In der zweiten Hälfte wechselte Lucien Favre im defensiven Mittelfeld, Dahoud kam für den angeschlagenen Delaney. Den besseren Start erwischten jedoch die unverändert aufgelaufenen Unioner: Sebastian Andersson schnappte sich einen Ball von Akanjis Fuß und zog damit in Richtung Strafraum. Kurz vor dem 16er ließ der Schwede Mats Hummels gekonnt aussteigen, scheiterte dann aber an Keeper Roman Bürki – der das Leder direkt vor die Beine Marius Bülters prallen ließ. Der Flügelspieler blieb konzentriert und versenkte den Abpraller schließlich im Dortmunder Tor (50.). Der erneute Gegentreffer nahm der Offensive des BVB sichtlich den Wind aus den Segeln. Der hochkarätige Angriff der Borussen stieß zwar immer wieder bis zum Strafraum der Eisernen vor, konnte sich dort aber selten so richtig gefährlich präsentieren. Dies lag auch an der guten defensiven Organisation von Union: Bei Ballbesitz ließ man sich in dieser Phase häufig sehr tief fallen, stellenweise verteidigten Anthony Ujah und Sebastian Andersson im letzten Drittel vor Gikiewicz‘ Tor. Eine Viertelstunde vor Schluss fiel schließlich der spielentscheidende Treffer für Union, als Sebastian Andersson ein flaches Zuspiel von Sheraldo Becker zum 3:1-Endstand über die Linie drückte (75.). Der BVB bäumte sich erneut auf, wirkte nun jedoch zunehmend resigniert – die Angriffe der Borussen wurden meist überhastet zu Ende geführt, Union verteidigte, frenetisch angepeitscht von 20.000 Fans, die jede erfolgreiche Defensivaktion mit tosendem Applaus quittierten, hochkonzentriert. Auch in den sieben Minuten Nachspielzeit gelang es den Schwarz-Gelben zwar Druck aufzubauen, nicht jedoch, diesen in Tore umzumünzen. Das Spiel endete 3:1.

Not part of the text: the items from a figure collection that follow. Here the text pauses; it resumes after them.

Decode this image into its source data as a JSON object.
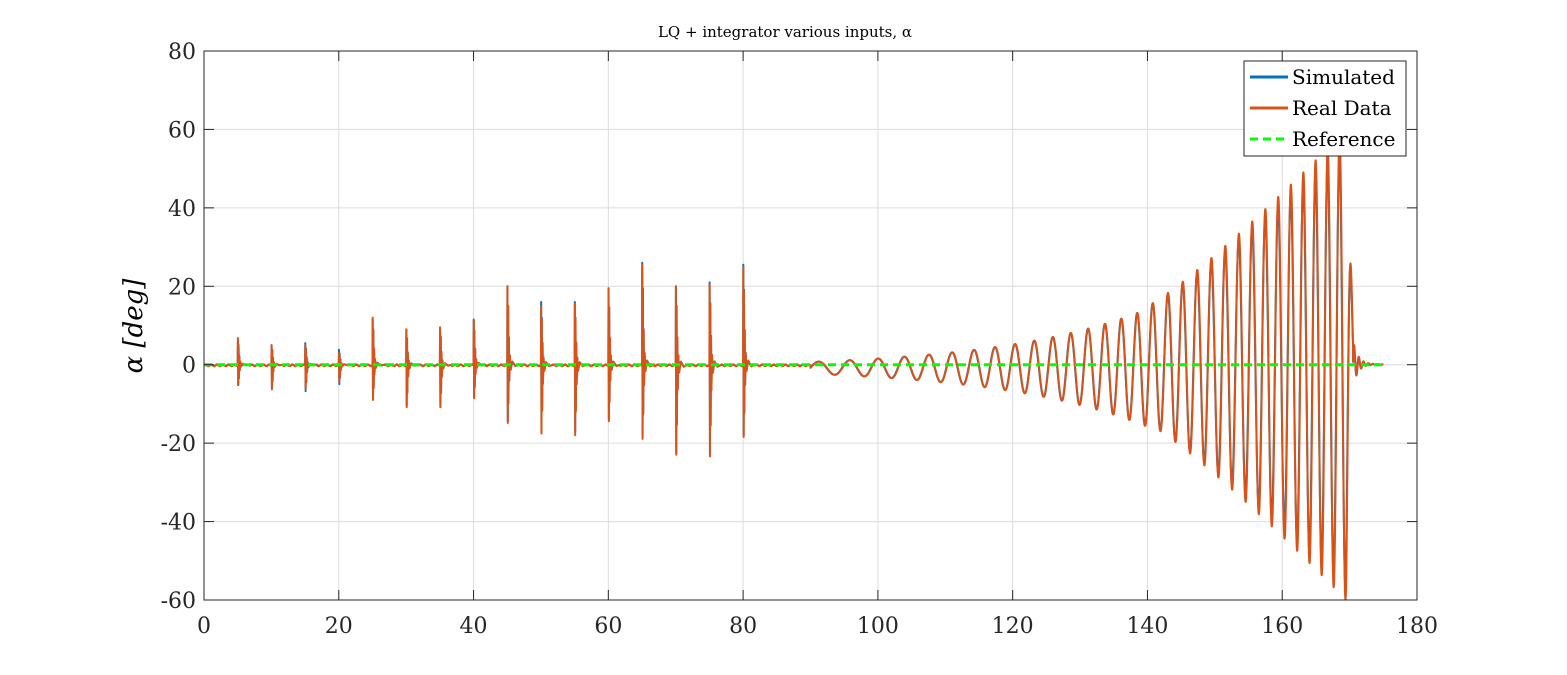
{
  "chart_data": {
    "type": "line",
    "title": "LQ + integrator various inputs, α",
    "xlabel": "",
    "ylabel": "α [deg]",
    "xlim": [
      0,
      180
    ],
    "ylim": [
      -60,
      80
    ],
    "xticks": [
      0,
      20,
      40,
      60,
      80,
      100,
      120,
      140,
      160,
      180
    ],
    "yticks": [
      -60,
      -40,
      -20,
      0,
      20,
      40,
      60,
      80
    ],
    "grid": true,
    "legend_position": "top-right",
    "pulse_times": [
      5,
      10,
      15,
      20,
      25,
      30,
      35,
      40,
      45,
      50,
      55,
      60,
      65,
      70,
      75,
      80
    ],
    "pulse_peaks_real": [
      [
        6.8,
        -5.5
      ],
      [
        5.0,
        -7.0
      ],
      [
        5.0,
        -7.0
      ],
      [
        3.0,
        -5.0
      ],
      [
        12.0,
        -10.0
      ],
      [
        9.0,
        -12.0
      ],
      [
        9.5,
        -12.0
      ],
      [
        11.5,
        -9.5
      ],
      [
        20.0,
        -16.5
      ],
      [
        15.0,
        -19.5
      ],
      [
        15.5,
        -20.0
      ],
      [
        19.5,
        -16.0
      ],
      [
        25.5,
        -21.0
      ],
      [
        20.0,
        -25.5
      ],
      [
        20.5,
        -26.0
      ],
      [
        25.0,
        -20.5
      ]
    ],
    "pulse_peaks_sim": [
      [
        6.0,
        -5.8
      ],
      [
        5.0,
        -6.5
      ],
      [
        5.5,
        -7.5
      ],
      [
        3.8,
        -5.5
      ],
      [
        11.5,
        -9.5
      ],
      [
        9.0,
        -11.5
      ],
      [
        9.5,
        -12.0
      ],
      [
        11.5,
        -9.0
      ],
      [
        20.0,
        -16.0
      ],
      [
        16.0,
        -19.0
      ],
      [
        16.0,
        -19.0
      ],
      [
        19.5,
        -15.5
      ],
      [
        26.0,
        -20.0
      ],
      [
        20.0,
        -25.0
      ],
      [
        21.0,
        -25.5
      ],
      [
        25.5,
        -20.0
      ]
    ],
    "chirp": {
      "start_time": 90,
      "end_time": 170.5,
      "settle_end_time": 175,
      "start_freq_hz": 0.2,
      "end_freq_hz": 0.58,
      "amp_at_90": 1.5,
      "amp_at_140": 15,
      "amp_peak_real": 60,
      "amp_peak_sim": 56,
      "peak_time": 169.5
    },
    "series": [
      {
        "name": "Simulated",
        "color": "#0072BD",
        "style": "solid"
      },
      {
        "name": "Real Data",
        "color": "#D95319",
        "style": "solid"
      },
      {
        "name": "Reference",
        "color": "#00FF00",
        "style": "dashed",
        "value": 0
      }
    ]
  }
}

Urs Fischer ist zufrieden mit dem Auftritt seiner Mannschaft:
„Wir wussten, dass es sehr harte 90 Minuten werden, du über deine Grenzen gehen musst. Das hat man heute über 90 Minuten gesehen: wir sind bereit zu investieren, hier ist ein Team am Arbeiten. Wir sind heute so mutig aufgetreten, wie wir es uns vorgenommen hatten“, so der Schweizer auf der Pressekonferenz nach dem Spiel.

Für seine Mannschaft geht es nach der Länderspielpause am Samstag, dem 14.09.2019 um 15:30 Uhr mit der Bundesliga weiter. Dann empfangen die Eisernen den SV Werder Bremen im Stadion An der Alten Försterei.